Jerusalem - Arab Today
Israeli Prime Minister Benjamin Netanyahu has given approval for the sale of hundreds of homes still to be built in an east Jerusalem settlement, an official said Tuesday.
“The prime minister approved the units," he told AFP, confirming media reports that Netanyahu had authorised Monday putting 436 units in Ramat Shlomo and another 18 in Ramot on the market.
In 2010, Israel announced plans to build 1,600 settler homes in Ramat Shlomo, an ultra-Orthodox Jewish neighbourhood in mainly Arab east Jerusalem. The announcement came as US Vice President Joe Biden was visiting Israel, provoking fierce American opposition and souring relations with Washington for months.
The plans were frozen to lower tensions, but in May this year 900 units were re-approved after a new intersection providing access to the neighbourhood was opened.
Israeli NGO Ir Amim, which opposes settlement construction, noted that following Monday's decision "no new tender has been published" but warned that while Netanyahu's "announcement has only declaratory significance, procedural steps to advance the plan could be taken at any time."
The official did not say why Netanyahu had made this announcement while no tenders for construction have even been published.
Israel seized east Jerusalem in the 1967 Six-Day War and later annexed the mainly Arab area, in a move never recognised by the international community.

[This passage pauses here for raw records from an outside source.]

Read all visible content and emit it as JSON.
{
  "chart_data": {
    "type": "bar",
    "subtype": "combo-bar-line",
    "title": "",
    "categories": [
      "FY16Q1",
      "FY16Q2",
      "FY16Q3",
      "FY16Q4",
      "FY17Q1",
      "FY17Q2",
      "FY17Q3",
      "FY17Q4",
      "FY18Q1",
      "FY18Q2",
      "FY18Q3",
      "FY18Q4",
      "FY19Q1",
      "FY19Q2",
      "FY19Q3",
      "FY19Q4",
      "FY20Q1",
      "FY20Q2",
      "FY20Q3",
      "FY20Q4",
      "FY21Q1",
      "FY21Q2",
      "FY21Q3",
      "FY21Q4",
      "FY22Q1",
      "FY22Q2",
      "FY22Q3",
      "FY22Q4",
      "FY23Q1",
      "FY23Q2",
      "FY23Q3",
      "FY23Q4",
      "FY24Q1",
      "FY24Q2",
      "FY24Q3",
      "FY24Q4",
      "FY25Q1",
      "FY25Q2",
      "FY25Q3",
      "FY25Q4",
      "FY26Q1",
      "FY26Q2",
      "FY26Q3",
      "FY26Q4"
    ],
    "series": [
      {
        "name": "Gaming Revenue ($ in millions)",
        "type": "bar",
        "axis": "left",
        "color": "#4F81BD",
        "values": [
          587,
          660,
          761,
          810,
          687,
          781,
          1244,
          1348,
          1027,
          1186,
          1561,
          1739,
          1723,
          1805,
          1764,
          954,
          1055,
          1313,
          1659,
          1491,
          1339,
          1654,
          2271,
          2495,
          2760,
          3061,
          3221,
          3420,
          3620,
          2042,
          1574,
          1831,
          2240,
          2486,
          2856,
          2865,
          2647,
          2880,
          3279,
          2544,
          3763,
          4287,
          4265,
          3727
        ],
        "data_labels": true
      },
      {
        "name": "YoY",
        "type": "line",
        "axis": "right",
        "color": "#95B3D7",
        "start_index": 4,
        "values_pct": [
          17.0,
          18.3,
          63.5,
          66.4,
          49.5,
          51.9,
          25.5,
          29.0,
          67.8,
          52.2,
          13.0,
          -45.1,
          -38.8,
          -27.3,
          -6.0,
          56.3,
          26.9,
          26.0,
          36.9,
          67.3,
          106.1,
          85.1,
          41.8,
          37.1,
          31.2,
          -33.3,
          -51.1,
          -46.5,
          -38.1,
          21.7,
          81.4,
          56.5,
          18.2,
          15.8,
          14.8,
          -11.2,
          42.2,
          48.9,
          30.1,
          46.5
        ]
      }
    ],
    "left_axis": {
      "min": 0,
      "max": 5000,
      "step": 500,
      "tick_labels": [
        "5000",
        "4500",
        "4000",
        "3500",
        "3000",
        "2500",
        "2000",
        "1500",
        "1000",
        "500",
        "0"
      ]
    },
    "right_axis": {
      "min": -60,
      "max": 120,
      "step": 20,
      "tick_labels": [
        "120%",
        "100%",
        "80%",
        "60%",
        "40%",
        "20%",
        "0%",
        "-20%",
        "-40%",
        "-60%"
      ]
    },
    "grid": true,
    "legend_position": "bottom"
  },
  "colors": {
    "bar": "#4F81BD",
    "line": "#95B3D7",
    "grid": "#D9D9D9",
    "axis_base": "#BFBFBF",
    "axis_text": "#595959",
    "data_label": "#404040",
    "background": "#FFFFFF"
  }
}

Today, some 200,000 Israelis live in 15 settlement neighbourhoods in east Jerusalem alongside a Palestinian population of 310,000.
The Palestinians want the eastern sector of the city as the capital of their promised state, and vigorously oppose any attempt to extend Israeli control.
The Israeli official, speaking on condition of anonymity, stressed that "in any conceivable peace agreement, these areas remain part of Israel and in no way hinder moving forward in peace.”